Tekstillerde açık ekru tonlar, turuncu ve taba derilerle yan yana gelirken, perde için tercih edilen gri fonlarla mobilyalara atıfta bulunulmuş. Yaklaşık 75 metrekare olan alan içerisinde herhangi bir yıkım döküm işlemi gerçekleştirilmemiş. Tavandaki mevcut ışık bantlarındaki teknik bazı uygulama hataları giderilmiş ve perdeler için gerekli boşlukları oluşturacak bazı kırımlar yapılmış. Şöminenin daha önce uygulaması yapılan kâğıdının tonajı uygun olmadığı için değiştirilmiş. Evi daha geniş ve ferah bir oturum alanına kavuşturmak için yapılan en önemli ve köklü değişikliğin TV ve şömine yerleşimini karşılıklı duvarlardan, tek duvara taşımak olduğunu söylüyor Melda Dikmen Gürel. “Böylece oturumu birbirine ters iki noktadaki farklı odaklara göre değil; tek odak noktasına doğru planlayarak, çok daha büyük ölçeklerde kanepe yerleşimleri yapabildik. Enne firmasından tercih ettiğimiz hazeran sırt detaylı berjerlerle alanı ve ışığı kesmeden bir ferahlık algısı yarattık. Duvar için tasarladığımız sabit mobilyaların en ve boydaki ölçeklendirmesi de yine alanın daha ferah ve olduğundan yüksek görünmesine olanak sağlayacak şekilde belirlendi.”

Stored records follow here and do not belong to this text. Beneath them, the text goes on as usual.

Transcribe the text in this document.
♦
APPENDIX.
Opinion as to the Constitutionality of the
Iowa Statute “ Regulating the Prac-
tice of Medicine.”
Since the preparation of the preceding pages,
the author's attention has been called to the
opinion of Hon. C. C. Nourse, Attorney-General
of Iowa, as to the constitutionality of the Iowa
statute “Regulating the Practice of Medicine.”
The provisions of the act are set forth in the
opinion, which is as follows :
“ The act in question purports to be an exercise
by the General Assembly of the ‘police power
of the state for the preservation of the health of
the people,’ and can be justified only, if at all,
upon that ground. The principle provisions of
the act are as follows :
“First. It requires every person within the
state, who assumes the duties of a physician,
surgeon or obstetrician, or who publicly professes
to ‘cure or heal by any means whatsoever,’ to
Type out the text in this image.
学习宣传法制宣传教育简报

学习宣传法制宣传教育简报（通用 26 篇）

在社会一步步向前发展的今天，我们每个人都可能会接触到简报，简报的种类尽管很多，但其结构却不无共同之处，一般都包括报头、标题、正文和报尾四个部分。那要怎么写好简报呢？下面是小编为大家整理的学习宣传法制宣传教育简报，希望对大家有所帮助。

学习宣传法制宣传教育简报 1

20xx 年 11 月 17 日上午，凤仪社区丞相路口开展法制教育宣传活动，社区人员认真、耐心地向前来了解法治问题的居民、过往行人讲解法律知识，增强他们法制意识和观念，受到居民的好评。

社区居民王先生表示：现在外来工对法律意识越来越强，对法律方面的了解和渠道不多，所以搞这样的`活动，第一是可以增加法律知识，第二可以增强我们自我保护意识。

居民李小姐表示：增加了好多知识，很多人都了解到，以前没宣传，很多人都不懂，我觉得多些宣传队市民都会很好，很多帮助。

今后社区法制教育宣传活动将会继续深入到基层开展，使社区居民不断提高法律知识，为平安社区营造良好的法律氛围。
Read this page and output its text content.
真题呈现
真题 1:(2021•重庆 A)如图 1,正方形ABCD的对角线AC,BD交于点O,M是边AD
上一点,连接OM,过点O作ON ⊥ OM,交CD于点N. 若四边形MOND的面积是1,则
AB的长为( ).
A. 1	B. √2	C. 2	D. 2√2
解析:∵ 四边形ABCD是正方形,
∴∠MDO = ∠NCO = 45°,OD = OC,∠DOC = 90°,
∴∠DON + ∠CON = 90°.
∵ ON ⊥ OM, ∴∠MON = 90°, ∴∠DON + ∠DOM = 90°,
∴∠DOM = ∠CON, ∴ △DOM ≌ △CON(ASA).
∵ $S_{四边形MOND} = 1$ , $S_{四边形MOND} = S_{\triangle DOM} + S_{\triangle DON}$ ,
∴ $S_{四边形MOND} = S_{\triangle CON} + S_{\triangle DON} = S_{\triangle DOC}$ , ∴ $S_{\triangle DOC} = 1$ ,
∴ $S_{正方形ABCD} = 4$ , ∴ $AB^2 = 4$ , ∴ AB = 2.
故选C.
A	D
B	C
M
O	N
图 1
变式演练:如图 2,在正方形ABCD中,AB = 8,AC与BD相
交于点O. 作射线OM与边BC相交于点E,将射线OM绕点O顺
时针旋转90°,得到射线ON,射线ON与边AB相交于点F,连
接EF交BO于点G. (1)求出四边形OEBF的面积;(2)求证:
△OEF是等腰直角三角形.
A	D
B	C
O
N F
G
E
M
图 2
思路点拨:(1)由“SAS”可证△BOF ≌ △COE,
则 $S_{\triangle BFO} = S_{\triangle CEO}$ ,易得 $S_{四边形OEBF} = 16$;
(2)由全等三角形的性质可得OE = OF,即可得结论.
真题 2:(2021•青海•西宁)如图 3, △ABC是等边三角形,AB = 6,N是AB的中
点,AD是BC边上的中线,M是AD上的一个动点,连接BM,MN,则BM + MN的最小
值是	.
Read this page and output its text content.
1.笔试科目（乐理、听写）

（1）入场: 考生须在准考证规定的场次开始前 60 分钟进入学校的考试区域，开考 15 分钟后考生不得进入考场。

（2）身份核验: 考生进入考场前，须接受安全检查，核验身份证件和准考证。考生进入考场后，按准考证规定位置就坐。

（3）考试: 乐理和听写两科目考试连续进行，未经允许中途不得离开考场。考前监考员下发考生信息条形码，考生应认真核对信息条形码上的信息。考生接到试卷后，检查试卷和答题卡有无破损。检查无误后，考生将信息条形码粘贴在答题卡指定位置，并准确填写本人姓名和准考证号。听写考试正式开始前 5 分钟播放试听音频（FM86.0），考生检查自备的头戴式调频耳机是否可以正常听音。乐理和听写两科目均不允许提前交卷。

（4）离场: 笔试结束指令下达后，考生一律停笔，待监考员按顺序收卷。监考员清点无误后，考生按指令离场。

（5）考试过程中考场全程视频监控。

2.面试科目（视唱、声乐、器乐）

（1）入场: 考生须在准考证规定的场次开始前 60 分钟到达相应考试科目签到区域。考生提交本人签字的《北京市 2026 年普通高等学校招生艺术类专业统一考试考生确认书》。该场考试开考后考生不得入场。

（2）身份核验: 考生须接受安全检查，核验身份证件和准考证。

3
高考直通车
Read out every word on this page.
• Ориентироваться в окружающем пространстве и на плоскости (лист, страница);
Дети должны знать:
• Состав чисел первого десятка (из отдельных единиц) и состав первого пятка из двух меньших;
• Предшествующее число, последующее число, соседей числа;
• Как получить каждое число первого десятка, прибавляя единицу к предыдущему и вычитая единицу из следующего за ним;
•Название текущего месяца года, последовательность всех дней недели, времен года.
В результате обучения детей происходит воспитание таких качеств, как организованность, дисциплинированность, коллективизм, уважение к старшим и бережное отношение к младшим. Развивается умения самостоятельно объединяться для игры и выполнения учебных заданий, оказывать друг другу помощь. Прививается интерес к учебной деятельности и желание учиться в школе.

Işık bandı içerisindeki gizli LED aydınlatmalar ve yemek masası üzerindeki sarkıt aydınlatma ile genel aydınlatma sistemi kurgulanmış. Yemek masasının yanındaki tabloyu aydınlatan bir spot aydınlatma, TV izleme esnasında daha loş bir ışık yaratabilecek ikincil bir spot aydınlatma, niş raflarında gizli LED aydınlatmalar, kanepe yanlarındaki Y19 firmasına ait el yapımı özel iki abajur mekândaki diğer aydınlatma elemanları. Perde seçimlerinde öncelik ışığı kesmemek olmuş ve bu sebeple katlama tüller tercih edilmiş. Fon perdeler sadece tek cephede, oturum arkasında çift yönlü olarak planlanmış.